When President Obama announces tonight that the remaining 50,000 U.S. troops in Iraq are going to all come home by the end of 2011, that endpoint for the Iraq war will be set in bureaucratic and diplomatic stone, according to a top adviser.

Deputy National Security Adviser Ben Rhodes waves off recent media speculation that the U.S. and the Iraqi government might renegotiate a 2008 bilateral accord governing the ultimate exodus of U.S. troops from Iraq. “We’re going to honor that agreement,” Rhodes tells Danger Room during a conference call this afternoon. “Our view is that both of our governments are bound to it.”

Obama will announce at 8 p.m. eastern times that Operation Iraqi Freedom, the combat mission in Iraq that began on March 19, 2003, has ended.
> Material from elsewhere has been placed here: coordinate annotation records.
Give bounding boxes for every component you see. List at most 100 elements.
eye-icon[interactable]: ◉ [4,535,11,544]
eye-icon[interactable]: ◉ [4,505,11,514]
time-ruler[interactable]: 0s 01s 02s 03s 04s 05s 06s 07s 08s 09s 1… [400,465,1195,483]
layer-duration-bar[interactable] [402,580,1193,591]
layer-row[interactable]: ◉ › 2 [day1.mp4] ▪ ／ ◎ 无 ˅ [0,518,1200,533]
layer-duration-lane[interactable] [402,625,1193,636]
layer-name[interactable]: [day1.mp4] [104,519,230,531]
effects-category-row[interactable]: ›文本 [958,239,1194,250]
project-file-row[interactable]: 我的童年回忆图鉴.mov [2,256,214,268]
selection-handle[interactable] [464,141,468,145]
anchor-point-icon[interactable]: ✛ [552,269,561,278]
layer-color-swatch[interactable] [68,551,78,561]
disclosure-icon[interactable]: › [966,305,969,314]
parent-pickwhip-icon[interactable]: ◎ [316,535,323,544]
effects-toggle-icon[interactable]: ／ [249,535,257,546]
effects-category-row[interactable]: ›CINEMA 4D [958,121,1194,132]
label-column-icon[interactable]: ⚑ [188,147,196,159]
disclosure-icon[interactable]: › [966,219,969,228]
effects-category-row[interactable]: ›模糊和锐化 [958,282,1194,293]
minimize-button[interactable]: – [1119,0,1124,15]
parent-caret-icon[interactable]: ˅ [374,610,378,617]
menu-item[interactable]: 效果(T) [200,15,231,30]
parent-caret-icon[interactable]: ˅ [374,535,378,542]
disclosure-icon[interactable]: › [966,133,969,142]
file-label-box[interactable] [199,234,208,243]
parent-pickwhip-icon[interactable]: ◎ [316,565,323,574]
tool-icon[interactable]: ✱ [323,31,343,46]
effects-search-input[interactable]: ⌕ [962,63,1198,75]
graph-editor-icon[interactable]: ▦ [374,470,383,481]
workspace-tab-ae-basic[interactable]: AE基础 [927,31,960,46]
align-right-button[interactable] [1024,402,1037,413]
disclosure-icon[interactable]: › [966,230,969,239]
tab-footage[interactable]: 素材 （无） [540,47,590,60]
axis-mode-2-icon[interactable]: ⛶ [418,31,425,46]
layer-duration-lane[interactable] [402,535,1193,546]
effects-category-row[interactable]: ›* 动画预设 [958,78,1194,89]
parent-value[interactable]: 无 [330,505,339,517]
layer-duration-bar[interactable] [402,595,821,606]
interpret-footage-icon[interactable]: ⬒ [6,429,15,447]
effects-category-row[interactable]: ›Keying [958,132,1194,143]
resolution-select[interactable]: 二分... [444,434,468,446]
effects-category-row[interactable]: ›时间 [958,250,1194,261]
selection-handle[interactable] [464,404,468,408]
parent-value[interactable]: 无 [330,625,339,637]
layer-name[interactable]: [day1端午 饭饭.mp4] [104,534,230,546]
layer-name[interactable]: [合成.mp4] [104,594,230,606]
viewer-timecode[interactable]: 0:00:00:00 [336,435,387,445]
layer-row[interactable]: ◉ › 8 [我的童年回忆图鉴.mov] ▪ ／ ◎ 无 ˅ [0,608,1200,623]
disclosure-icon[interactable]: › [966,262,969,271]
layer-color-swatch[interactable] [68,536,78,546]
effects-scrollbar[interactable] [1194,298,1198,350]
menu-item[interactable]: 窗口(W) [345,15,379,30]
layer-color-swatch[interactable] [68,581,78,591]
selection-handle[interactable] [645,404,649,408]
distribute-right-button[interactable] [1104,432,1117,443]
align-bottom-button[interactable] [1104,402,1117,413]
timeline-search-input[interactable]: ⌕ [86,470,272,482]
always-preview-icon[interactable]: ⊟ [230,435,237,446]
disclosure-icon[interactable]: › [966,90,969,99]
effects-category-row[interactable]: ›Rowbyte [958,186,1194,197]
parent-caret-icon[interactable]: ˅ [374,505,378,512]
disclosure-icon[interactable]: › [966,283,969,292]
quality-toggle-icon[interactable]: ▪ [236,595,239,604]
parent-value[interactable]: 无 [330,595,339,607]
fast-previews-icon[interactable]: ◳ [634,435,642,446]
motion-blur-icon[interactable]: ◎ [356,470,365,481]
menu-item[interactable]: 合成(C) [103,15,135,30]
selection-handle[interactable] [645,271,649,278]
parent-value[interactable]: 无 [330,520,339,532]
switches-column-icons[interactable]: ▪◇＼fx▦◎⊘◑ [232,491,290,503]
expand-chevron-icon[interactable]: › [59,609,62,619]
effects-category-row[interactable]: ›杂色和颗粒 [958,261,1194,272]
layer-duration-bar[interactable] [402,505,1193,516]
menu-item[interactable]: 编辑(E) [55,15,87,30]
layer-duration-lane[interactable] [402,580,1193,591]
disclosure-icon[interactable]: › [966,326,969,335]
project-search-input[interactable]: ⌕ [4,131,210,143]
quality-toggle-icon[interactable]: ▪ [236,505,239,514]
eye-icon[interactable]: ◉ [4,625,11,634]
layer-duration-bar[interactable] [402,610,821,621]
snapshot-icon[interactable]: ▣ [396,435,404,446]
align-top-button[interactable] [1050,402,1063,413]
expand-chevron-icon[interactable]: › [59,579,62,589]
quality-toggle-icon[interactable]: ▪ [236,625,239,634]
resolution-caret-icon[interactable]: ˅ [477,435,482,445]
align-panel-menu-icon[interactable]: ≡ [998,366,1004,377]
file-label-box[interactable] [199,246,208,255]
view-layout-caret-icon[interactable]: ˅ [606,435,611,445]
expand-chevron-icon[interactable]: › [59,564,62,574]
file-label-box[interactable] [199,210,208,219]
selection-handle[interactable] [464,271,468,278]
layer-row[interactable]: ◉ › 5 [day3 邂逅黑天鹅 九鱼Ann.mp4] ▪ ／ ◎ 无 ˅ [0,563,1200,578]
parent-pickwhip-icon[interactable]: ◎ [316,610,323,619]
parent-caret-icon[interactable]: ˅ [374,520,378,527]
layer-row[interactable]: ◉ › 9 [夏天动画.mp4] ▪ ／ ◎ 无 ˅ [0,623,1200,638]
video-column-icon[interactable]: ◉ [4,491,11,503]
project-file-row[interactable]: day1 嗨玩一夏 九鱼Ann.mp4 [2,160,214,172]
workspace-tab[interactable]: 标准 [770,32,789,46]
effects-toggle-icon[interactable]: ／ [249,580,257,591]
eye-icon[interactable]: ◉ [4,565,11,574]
In it’s place: a year-long residual mission geared around training Iraqi forces and the odd Special Forces-led counterterrorism hit. But the insurgency, though far less lethal than before, has still proven able to carry out coordinated attacks, giving rise to some fears that the 600,000-strong Iraqi army and police aren’t yet capable of taking over. Still, according to a “time horizon” that the Iraqi government compelled the Bush administration to accept in 2008 in the so-called Status of Forces Agreement, the U.S. military’s presence in Iraq runs out on December 31, 2011.